Osmond makes for good company in Rome. Despite his apprehensions, even Ralph acknowledges that Gilbert Osmond is an entertaining and sociable companion to the group.
Osmond manages to ingratiate himself to Isabel and her friends in his pursuit of her hand in marriage.
Osmond likes Isabel very much, noting that only a few small faults keep her from being perfect. He is surprised to find that he feels some happiness in life at the present time, even taking pleasure in composing Isabel a sonnet. Osmond has come to believe that Isabel is a good influence, and that she can help him and his exquisite tastes to influence the world around them.
Osmond’s desire for Isabel goes beyond her attractive fortune, as he finds himself benefitting from her moral propriety. Mostly, though, Osmond is thrilled at the prospect of Isabel’s wealth financing his increased influence on the art world.
Mrs. Touchett writes to Isabel to suggest that they travel to Bellagio in Lombardy. Before Isabel departs, Osmond comments that she is probably intending to experience the world through travel. He has no inclination to travel, instructing her to reconnect with him once she has achieved all the travel that she needs. Isabel criticizes Osmond for thinking that travel is a wasteful passion, but he responds that this is not the case, and that he believes in ensuring one lives life as though it is a work of art. He advises Isabel that she must follow her desires.
Isabel plans to travel further in Europe with her aunt. Osmond cleverly aligns himself with her values, not trying to tie her down through marriage but instead encouraging Isabel to follow her passions. If Osmond instead directly proposed marriage, as did Caspar Goodwood and Lord Warburton in their attempts to secure Isabel, it is likely she would immediately reject him as a suitor.

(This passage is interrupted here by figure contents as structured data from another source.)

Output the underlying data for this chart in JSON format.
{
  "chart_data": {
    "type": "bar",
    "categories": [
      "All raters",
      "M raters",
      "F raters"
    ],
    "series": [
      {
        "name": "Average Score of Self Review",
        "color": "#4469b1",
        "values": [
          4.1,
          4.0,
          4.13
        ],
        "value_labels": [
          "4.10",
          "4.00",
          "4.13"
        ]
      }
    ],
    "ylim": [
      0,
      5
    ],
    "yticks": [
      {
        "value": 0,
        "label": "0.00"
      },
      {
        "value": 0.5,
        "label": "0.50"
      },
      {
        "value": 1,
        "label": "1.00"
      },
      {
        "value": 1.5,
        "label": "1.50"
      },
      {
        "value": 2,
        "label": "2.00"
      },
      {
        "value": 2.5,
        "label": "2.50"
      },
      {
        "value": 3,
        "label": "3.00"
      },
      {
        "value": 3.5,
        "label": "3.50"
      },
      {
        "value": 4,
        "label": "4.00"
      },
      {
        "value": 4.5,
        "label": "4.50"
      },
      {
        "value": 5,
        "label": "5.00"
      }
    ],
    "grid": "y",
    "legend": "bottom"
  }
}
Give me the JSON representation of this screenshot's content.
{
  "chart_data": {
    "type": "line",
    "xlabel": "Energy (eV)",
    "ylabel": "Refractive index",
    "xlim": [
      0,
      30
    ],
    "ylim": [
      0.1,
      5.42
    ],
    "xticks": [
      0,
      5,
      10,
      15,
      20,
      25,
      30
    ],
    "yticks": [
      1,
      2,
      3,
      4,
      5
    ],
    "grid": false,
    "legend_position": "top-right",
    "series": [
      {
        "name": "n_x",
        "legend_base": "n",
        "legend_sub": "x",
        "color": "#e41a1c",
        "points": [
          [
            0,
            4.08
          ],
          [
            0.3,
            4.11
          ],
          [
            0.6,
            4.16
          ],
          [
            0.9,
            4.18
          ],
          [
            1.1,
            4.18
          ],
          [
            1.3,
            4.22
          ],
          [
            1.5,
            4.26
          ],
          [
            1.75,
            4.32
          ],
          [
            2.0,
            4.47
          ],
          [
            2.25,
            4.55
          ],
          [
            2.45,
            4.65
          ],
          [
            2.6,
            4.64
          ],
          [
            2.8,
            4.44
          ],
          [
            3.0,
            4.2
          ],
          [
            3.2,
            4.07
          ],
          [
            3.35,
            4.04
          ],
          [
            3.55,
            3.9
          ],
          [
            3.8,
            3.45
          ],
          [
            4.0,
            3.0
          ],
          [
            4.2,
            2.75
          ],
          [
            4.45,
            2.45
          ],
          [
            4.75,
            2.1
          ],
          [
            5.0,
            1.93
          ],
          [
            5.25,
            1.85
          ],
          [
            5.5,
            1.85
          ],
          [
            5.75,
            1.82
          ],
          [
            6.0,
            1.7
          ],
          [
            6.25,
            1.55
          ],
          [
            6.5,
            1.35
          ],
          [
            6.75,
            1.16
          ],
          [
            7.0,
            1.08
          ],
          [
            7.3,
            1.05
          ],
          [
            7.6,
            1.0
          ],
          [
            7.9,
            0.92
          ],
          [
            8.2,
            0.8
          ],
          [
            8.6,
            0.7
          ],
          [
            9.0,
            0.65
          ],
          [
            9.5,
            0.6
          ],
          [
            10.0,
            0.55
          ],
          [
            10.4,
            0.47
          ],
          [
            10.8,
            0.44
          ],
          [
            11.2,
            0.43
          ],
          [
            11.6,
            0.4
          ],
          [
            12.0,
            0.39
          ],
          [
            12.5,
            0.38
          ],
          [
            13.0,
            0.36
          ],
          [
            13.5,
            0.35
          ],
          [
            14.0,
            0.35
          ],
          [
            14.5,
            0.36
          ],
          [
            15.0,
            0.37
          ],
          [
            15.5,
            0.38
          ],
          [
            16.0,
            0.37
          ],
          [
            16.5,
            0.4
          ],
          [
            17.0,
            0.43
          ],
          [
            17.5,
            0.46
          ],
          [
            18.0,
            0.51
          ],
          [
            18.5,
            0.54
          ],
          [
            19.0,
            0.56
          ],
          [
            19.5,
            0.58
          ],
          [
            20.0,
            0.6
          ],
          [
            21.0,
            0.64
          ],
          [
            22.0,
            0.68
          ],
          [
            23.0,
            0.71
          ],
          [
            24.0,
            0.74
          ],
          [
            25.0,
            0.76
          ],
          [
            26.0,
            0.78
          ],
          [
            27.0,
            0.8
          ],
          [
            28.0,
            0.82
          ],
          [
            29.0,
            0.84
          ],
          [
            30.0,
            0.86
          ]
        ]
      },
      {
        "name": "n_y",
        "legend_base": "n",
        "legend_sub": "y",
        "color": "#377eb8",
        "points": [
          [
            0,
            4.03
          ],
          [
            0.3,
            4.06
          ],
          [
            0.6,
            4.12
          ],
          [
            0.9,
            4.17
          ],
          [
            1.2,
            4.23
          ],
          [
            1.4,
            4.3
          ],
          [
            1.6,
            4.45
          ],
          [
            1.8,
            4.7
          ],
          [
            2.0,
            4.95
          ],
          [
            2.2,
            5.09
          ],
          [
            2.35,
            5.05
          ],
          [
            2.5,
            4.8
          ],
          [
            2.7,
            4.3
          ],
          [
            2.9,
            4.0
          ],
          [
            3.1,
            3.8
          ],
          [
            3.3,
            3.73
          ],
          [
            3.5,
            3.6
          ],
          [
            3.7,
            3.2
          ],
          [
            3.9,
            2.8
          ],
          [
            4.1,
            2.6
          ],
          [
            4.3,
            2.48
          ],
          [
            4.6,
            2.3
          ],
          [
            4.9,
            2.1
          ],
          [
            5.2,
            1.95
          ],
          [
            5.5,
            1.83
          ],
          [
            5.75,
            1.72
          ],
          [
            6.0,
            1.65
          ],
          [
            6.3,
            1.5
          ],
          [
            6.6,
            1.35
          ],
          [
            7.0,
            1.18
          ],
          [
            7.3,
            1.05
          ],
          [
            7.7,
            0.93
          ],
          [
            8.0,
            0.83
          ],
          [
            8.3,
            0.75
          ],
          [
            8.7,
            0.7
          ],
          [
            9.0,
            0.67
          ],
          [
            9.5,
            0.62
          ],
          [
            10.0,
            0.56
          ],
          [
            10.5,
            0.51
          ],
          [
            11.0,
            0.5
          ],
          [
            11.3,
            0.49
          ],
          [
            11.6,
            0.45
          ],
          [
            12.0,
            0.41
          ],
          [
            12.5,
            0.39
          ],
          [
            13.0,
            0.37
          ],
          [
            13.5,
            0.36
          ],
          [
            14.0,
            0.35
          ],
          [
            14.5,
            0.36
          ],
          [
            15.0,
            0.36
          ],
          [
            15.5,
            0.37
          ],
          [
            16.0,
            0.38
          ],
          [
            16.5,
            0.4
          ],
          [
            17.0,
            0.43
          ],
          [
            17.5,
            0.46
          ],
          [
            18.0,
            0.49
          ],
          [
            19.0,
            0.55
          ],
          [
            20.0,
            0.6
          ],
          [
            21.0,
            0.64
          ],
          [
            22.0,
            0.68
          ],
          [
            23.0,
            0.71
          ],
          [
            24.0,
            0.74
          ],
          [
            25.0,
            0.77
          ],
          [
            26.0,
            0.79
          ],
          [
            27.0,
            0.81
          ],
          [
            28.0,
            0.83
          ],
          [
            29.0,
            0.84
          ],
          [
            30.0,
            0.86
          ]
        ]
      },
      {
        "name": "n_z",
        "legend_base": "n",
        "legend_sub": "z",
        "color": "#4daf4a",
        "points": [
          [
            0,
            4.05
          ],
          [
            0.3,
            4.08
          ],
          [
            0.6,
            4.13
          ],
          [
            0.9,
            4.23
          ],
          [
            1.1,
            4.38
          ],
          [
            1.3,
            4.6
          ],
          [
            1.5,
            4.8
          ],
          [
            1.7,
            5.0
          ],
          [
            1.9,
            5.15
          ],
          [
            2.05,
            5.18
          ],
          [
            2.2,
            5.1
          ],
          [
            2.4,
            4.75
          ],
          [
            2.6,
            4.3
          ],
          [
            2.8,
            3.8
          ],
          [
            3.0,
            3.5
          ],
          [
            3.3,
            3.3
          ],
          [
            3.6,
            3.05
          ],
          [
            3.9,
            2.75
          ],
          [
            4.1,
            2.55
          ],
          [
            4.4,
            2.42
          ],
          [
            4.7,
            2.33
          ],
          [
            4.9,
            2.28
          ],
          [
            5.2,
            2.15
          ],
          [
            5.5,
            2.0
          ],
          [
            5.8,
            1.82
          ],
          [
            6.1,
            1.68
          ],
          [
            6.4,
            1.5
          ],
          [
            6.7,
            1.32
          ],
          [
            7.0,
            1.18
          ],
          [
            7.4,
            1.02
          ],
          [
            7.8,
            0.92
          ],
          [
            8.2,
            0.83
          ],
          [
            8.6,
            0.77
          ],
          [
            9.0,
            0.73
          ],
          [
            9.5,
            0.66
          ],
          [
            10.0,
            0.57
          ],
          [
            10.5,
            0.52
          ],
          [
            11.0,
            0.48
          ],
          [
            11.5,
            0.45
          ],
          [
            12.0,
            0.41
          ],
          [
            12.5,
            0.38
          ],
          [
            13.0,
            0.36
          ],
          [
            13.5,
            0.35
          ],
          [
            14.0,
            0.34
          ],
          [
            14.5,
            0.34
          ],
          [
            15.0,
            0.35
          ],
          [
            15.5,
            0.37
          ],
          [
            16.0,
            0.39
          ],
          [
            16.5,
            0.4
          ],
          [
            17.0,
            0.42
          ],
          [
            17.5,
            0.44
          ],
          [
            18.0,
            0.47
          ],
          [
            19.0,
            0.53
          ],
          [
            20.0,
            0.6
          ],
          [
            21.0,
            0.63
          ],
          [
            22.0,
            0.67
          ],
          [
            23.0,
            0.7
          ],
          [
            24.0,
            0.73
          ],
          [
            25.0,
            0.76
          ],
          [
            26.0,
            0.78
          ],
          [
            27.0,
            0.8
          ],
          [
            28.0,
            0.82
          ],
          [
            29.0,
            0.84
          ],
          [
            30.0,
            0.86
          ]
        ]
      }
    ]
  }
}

Osmond then shocks Isabel by revealing that he loves her. He doesn’t have anything to offer her but his feelings. Isabel stands, panicked, but becomes caught in Osmond’s stare. They lock eyes for some time. Osmond then reaffirms his love for Isabel despite her pleas not to. He furthermore states that he will always love Isabel, for she is “the most important woman in the world” to him.
Osmond makes an unexpected declaration of love for Isabel, but again he refrains from directly proposing marriage. Osmond’s claim that Isabel will always be “the most important woman in the world” to him calls into question his ethics, for his daughter Pansy should take priority.
Isabel reacts coolly, stating that she is concerned but unoffended by Osmond’s revelations. Osmond requests that she grant him a favor when she returns to Florence, asking her to visit Pansy, which Isabel agrees to.
Isabel is panicked by Osmond’s declaration, but does not reject him outright as she had Goodwood and Lord Warburton. Osmond cleverly entreats Isabel to visit Pansy in Florence, likely hoping that his daughter’s sweet nature will encourage Isabel to consider marrying him.
Osmond respectfully takes his quick leave from Isabel. Left alone, she sits down slowly and remains in place until the rest of her party return. Isabel realizes that she has imagined Osmond’s declaration of feeling to her, but in the moment has been rendered entirely in shock. The narrator suggests that Isabel’s odd reaction can be explained by her active imagination’s refusal to enter “treacherous” territory.
Again, Osmond acts cunningly by leaving Isabel alone to consider his words. His actions oppose the forceful Goodwood and Lord Warburton, who pressured Isabel in their desires to the point that she needed to order them away from her. Isabel has been happy to indulge in her imagination regarding Osmond and fails to see what is present before her very eyes.